Orbis Books
- Parent company: Maryknoll Fathers and Brothers
- Founded: 1970
- Founder: Miguel D'Escoto and Philip J. Scharper
- Country of origin: United States
- Headquarters location: Maryknoll, New York
- Distribution: self-distributed (U.S.) Novalis (Canada) Alban Books (U.K.) Garratt Publishing (Australia) Claretian Communications (Philippines) St. Paul's India (India) Pleroma Christian Supplies (New Zealand) KCBS (Korea)
- Key people: Robert Ellsberg, Publisher
- Official website: www.orbisbooks.com

= Orbis Books =

American Catholic publishing company

Orbis Books is an American imprint of the Maryknoll order. It has been a small but influential publisher of liberation theology works. It was founded by Nicaraguan Maryknoll priest Miguel D'Escoto with Philip J. Scharper in 1970. Its editor-in-chief is Robert Ellsberg.

== Major works ==

Orbis Books was the first to publish Gustavo Gutiérrez's A Theology of Liberation in the United States.
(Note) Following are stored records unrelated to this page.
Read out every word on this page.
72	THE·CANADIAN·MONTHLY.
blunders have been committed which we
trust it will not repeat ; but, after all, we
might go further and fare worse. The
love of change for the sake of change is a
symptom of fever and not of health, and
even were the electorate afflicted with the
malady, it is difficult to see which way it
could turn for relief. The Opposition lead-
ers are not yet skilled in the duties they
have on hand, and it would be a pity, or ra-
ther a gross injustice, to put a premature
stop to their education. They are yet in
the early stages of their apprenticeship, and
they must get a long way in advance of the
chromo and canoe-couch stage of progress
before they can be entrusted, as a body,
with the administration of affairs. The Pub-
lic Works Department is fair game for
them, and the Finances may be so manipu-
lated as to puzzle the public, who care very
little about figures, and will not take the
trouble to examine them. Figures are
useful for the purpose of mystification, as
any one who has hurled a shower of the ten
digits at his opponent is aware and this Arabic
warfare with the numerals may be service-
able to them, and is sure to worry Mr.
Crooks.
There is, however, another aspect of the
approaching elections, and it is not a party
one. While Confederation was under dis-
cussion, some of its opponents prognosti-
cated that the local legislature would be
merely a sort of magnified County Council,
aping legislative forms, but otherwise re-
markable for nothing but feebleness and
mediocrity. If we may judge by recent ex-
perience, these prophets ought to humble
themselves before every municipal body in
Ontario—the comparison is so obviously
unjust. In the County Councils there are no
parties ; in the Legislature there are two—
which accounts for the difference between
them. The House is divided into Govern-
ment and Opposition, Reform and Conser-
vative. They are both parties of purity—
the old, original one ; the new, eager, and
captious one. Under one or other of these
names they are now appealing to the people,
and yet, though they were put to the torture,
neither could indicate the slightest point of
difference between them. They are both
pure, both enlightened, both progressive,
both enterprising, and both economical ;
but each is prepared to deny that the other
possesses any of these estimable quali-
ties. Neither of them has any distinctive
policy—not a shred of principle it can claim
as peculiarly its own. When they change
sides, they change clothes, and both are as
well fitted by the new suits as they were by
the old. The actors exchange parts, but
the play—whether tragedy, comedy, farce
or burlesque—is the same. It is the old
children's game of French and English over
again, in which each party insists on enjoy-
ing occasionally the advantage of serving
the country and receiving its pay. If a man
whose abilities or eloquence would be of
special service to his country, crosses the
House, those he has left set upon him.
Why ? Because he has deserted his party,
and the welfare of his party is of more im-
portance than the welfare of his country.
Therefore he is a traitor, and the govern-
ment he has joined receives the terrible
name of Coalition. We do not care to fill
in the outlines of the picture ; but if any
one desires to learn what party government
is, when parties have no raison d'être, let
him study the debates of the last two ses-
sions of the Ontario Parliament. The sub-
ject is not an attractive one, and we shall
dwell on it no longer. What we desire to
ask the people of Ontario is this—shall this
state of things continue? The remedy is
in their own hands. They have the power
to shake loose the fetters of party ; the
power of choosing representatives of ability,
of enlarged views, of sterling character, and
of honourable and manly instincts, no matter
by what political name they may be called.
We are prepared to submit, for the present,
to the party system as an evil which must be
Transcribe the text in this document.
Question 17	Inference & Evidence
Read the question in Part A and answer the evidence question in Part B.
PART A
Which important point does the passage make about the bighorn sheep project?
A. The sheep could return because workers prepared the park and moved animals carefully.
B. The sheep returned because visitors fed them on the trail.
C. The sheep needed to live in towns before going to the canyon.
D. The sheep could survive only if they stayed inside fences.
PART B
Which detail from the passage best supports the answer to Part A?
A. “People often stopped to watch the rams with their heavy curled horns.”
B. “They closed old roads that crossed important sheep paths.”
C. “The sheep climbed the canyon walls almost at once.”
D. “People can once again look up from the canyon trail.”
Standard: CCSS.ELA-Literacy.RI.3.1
It also published Ernesto Cardenal's The Gospel in Solentiname, and Richard Millett's Guardians of the Dynasty, a study of Nicaragua's National Guard. In 1976, they became the first publisher of future anti-apartheid activist Allan Boesak. It published Sebastian Kappen's Jesus and Freedom in 1977. In the 1980s, they carried titles by Daniel Berrigan and Phillip Berryman. Later authors include Haiti's Jean-Bertrand Aristide, South African missiologist David Bosch and 2007 Catholic Press Association prize winner Jens Söring. Orbis also published Walter Wink's Peace is the Way, an anthology of writings on nonviolence by the U.S. branch of the Fellowship of Reconciliation.